Association between oxygen delivery and digital ulcers in systemic sclerosis


AKDOĞAN A., Sari A., Sener Y. Z., Oksul M., Armagan B., KILIÇ L., ...Daha Fazla

Microvascular Research, cilt.145, 2023 (SCI-Expanded) identifier identifier identifier

  • Yayın Türü: Makale / Tam Makale
  • Cilt numarası: 145
  • Basım Tarihi: 2023
  • Doi Numarası: 10.1016/j.mvr.2022.104449
  • Dergi Adı: Microvascular Research
  • Derginin Tarandığı İndeksler: Science Citation Index Expanded (SCI-EXPANDED), Scopus, Academic Search Premier, BIOSIS, CAB Abstracts, EMBASE, MEDLINE, Veterinary Science Database
  • Anahtar Kelimeler: Systemic sclerosis, Digital ulcers, Oxygen delivery, Hypoxia, Cardiac output, Arterial oxygen content
  • Hacettepe Üniversitesi Adresli: Evet

Özet

© 2022 Elsevier Inc.Objective: Tissue hypoxia due to microvasculopathy is the main cause of digital ulcers (DUs) in systemic sclerosis (SSc).
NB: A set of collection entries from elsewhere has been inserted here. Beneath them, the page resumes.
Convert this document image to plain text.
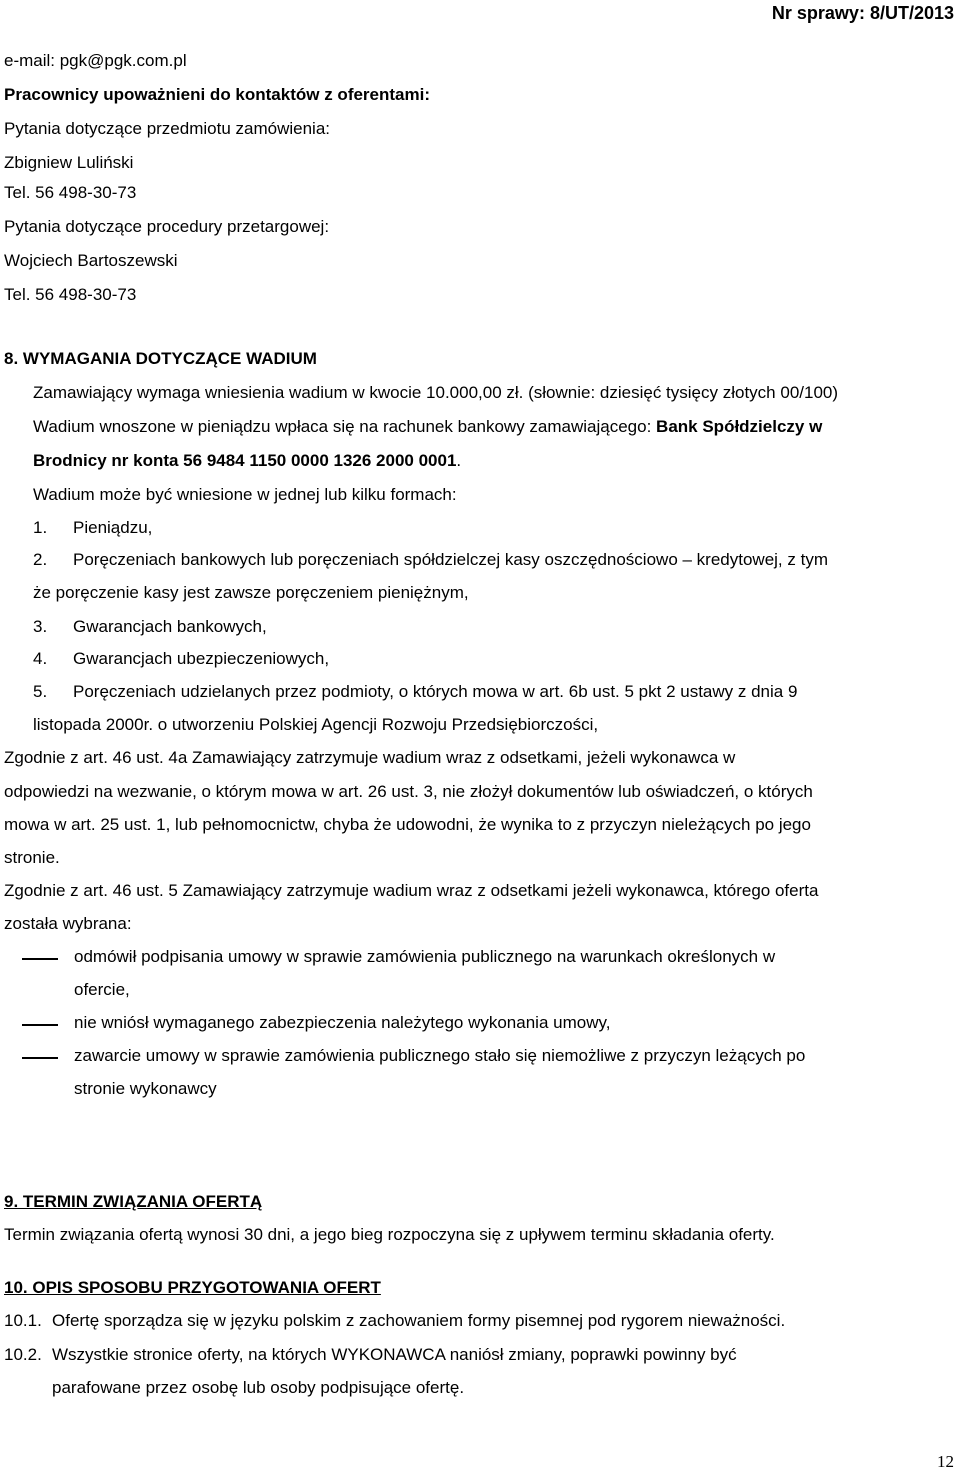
Nr sprawy: 8/UT/2013
e-mail: pgk@pgk.com.pl
Pracownicy upoważnieni do kontaktów z oferentami:
Pytania dotyczące przedmiotu zamówienia:
Zbigniew Luliński
Tel. 56 498-30-73
Pytania dotyczące procedury przetargowej:
Wojciech Bartoszewski
Tel. 56 498-30-73
8. WYMAGANIA DOTYCZĄCE WADIUM
Zamawiający wymaga wniesienia wadium w kwocie 10.000,00 zł. (słownie: dziesięć tysięcy złotych 00/100)
Wadium wnoszone w pieniądzu wpłaca się na rachunek bankowy zamawiającego: Bank Spółdzielczy w
Brodnicy nr konta 56 9484 1150 0000 1326 2000 0001.
Wadium może być wniesione w jednej lub kilku formach:
1. Pieniądzu,
2. Poręczeniach bankowych lub poręczeniach spółdzielczej kasy oszczędnościowo – kredytowej, z tym
że poręczenie kasy jest zawsze poręczeniem pieniężnym,
3. Gwarancjach bankowych,
4. Gwarancjach ubezpieczeniowych,
5. Poręczeniach udzielanych przez podmioty, o których mowa w art. 6b ust. 5 pkt 2 ustawy z dnia 9
listopada 2000r. o utworzeniu Polskiej Agencji Rozwoju Przedsiębiorczości,
Zgodnie z art. 46 ust. 4a Zamawiający zatrzymuje wadium wraz z odsetkami, jeżeli wykonawca w
odpowiedzi na wezwanie, o którym mowa w art. 26 ust. 3, nie złożył dokumentów lub oświadczeń, o których
mowa w art. 25 ust. 1, lub pełnomocnictw, chyba że udowodni, że wynika to z przyczyn nieleżących po jego
stronie.
Zgodnie z art. 46 ust. 5 Zamawiający zatrzymuje wadium wraz z odsetkami jeżeli wykonawca, którego oferta
została wybrana:
odmówił podpisania umowy w sprawie zamówienia publicznego na warunkach określonych w
ofercie,
nie wniósł wymaganego zabezpieczenia należytego wykonania umowy,
zawarcie umowy w sprawie zamówienia publicznego stało się niemożliwe z przyczyn leżących po
stronie wykonawcy
9. TERMIN ZWIĄZANIA OFERTĄ
Termin związania ofertą wynosi 30 dni, a jego bieg rozpoczyna się z upływem terminu składania oferty.
10. OPIS SPOSOBU PRZYGOTOWANIA OFERT
10.1. Ofertę sporządza się w języku polskim z zachowaniem formy pisemnej pod rygorem nieważności.
10.2. Wszystkie stronice oferty, na których WYKONAWCA naniósł zmiany, poprawki powinny być
parafowane przez osobę lub osoby podpisujące ofertę.
12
Reduced oxygen delivery (DO2) to the tissues may also contribute to the development of DU. This study was conducted to investigate the association between DO2 and DUs in patients with SSc. Methods: In all, 111 patients and 30 healthy controls were enrolled. DO2 was calculated by using the formula; DO2 = Cardiac output × arterial oxygen saturation (SpO2) × serum haemoglobin level × 1.39 × 10. Both right index finger SpO2 measurements (index-SpO2) and highest value of SpO2 (maximum SpO2) obtained among the fingers of the subjects were used for the calculations and DO2 results were adjusted both for weight and body surface area (BSA). Results: Mean DO2 was lower in SSc patients as compared to controls in all 4 different calculations but the difference was only statistically significant when using index-SpO2 and adjusting for BSA (498 mL/min/m2 vs 549 mL/min/m2, p = 0.03). There was a strong positive correlation between cardiac output and DO2 calculated by using the index-SpO2 (r = 0.903; p < 0.001). Of the SSc patients, 46 (41.4 %) had DUs within the last 12 months. Patients with DUs had higher mean mRSS, lover mean FVC and more frequently diffuse disease, interstitial lung disease, anti-SCL70 antibody positivity (p < 0.05 for all). No difference was observed in DO2 among DU positive or DU negative groups by any calculation (p > 0.05 for all). Conclusions: DO2 in SSc patients seems to be lower than healthy controls. However, DO2 is similar between the patients with and without DUs. Our results suggest that the contribution of DO2 is negligible to the development of DU and support the major role of microvasculopathy in SSc patients with DUs.